This figure shows the brain correlation maps for the smallest language model (GPT-2, 124M parameters) and the largest language model (Qwen1.5-14B, 14.2B parameters). The maps illustrate the difference in correlation (r-score) between the models’ predictions and the actual fMRI brain activity compared to a baseline model using random 1024-dimensional embeddings. The visualization reveals a more symmetrical pattern for the smaller model, while the larger model shows a clear left-hemisphere dominance for language processing. This difference highlights the emergence of left lateralization with increasing model complexity.
This figure shows brain correlation maps for two language models, one small (GPT-2) and one large (Qwen1.5-14B), in terms of their ability to predict fMRI brain activity. The difference in r-scores is shown, highlighting the increased correlation and asymmetry in the larger model relative to a baseline of random embeddings. The color scale represents the correlation between the model’s predictions and the observed brain activity.
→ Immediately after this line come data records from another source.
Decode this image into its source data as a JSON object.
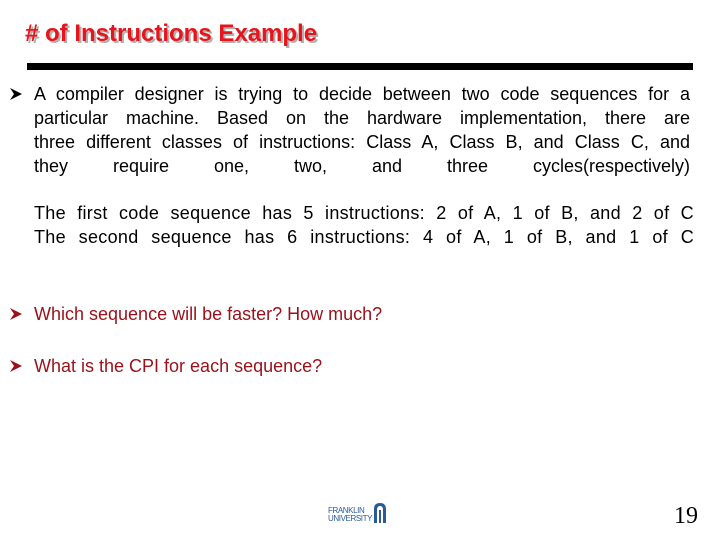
{
  "slide": {
    "title": "# of Instructions Example",
    "colors": {
      "title": "#e8141c",
      "body": "#000000",
      "questions": "#9b1019",
      "rule": "#000000",
      "logo": "#2a5a9a"
    },
    "intro_bullet": {
      "icon": "arrowhead-bullet-icon",
      "lines": [
        "A compiler designer is trying to decide between two code sequences for a",
        "particular machine.  Based on the hardware implementation, there are",
        "three different classes of instructions:  Class A, Class B, and Class C, and",
        "they require one, two, and three cycles(respectively)"
      ]
    },
    "sequences": [
      "The first code sequence has 5 instructions:  2 of A, 1 of B, and 2 of C",
      "The second sequence has 6 instructions:  4 of A, 1 of B, and 1 of C"
    ],
    "questions": [
      {
        "icon": "arrowhead-bullet-icon",
        "text": "Which sequence will be faster?  How much?"
      },
      {
        "icon": "arrowhead-bullet-icon",
        "text": "What is the CPI for each sequence?"
      }
    ],
    "footer": {
      "logo_line1": "FRANKLIN",
      "logo_line2": "UNIVERSITY",
      "logo_icon": "franklin-university-logo-icon",
      "page_number": "19"
    }
  }
}
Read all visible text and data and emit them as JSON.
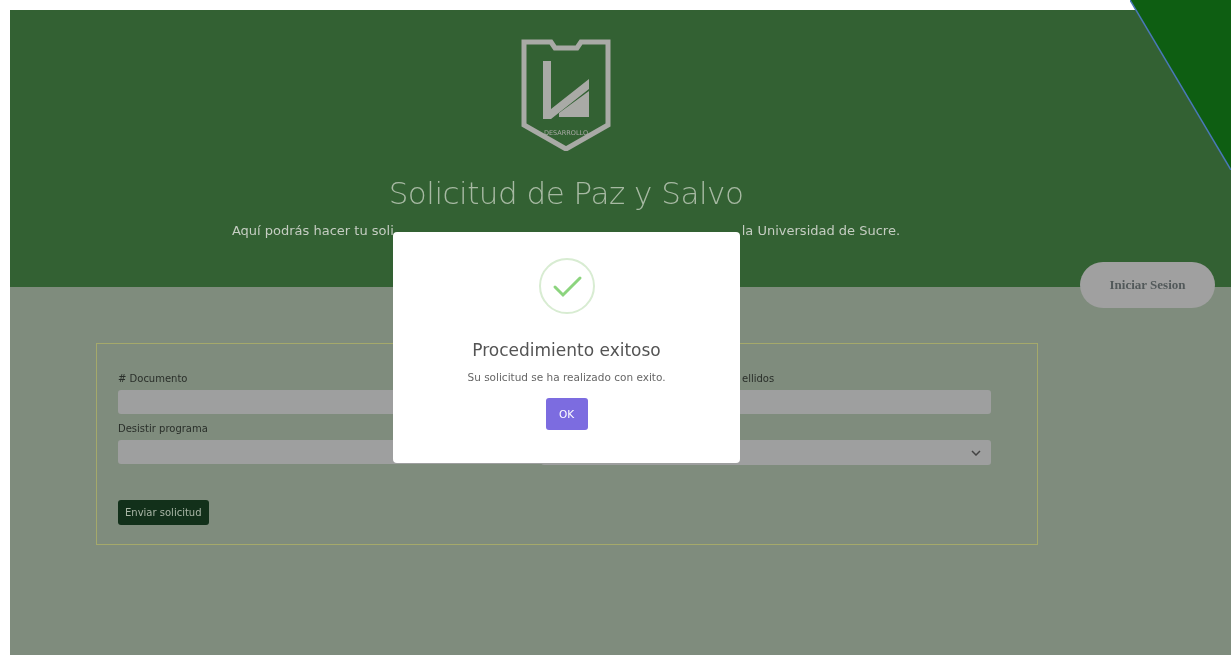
{
  "header": {
    "logo_caption": "DESARROLLO",
    "title": "Solicitud de Paz y Salvo",
    "subtitle_parts": [
      "Aquí podrás hacer tu soli",
      "la Universidad de Sucre."
    ]
  },
  "login_button": "Iniciar Sesion",
  "form": {
    "fields": [
      {
        "label": "# Documento",
        "kind": "input"
      },
      {
        "label": "ellidos",
        "kind": "input"
      },
      {
        "label": "Desistir programa",
        "kind": "input"
      },
      {
        "kind": "select"
      }
    ],
    "submit": "Enviar solicitud"
  },
  "dialog": {
    "title": "Procedimiento exitoso",
    "message": "Su solicitud se ha realizado con exito.",
    "button": "OK"
  }
}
This figure displays the relationship between the performance of language models on natural language tasks and their ability to predict fMRI brain activity. Panel (a) shows the correlation between brain activity and perplexity (a measure of model uncertainty) on the Wikitext-2 dataset. Panel (b) shows the correlation between brain activity and Hellaswag score (a measure of commonsense reasoning). Panel (c) focuses on the 10 largest models and shows the scaling relationship between model size and performance, and the relationship between model performance and brain correlation on both the Wikitext-2 and Hellaswag benchmarks.
This figure shows two graphs. Graph (a) displays the relationship between the number of parameters of language models and their average correlation with brain activity in both the left and right hemispheres. It shows that as model size increases, brain correlations increase in both hemispheres but more strongly in the left. Graph (b) depicts the difference in brain correlation between the left and right hemispheres as a function of the number of parameters. This graph demonstrates that the left-right asymmetry increases as the language model’s complexity grows.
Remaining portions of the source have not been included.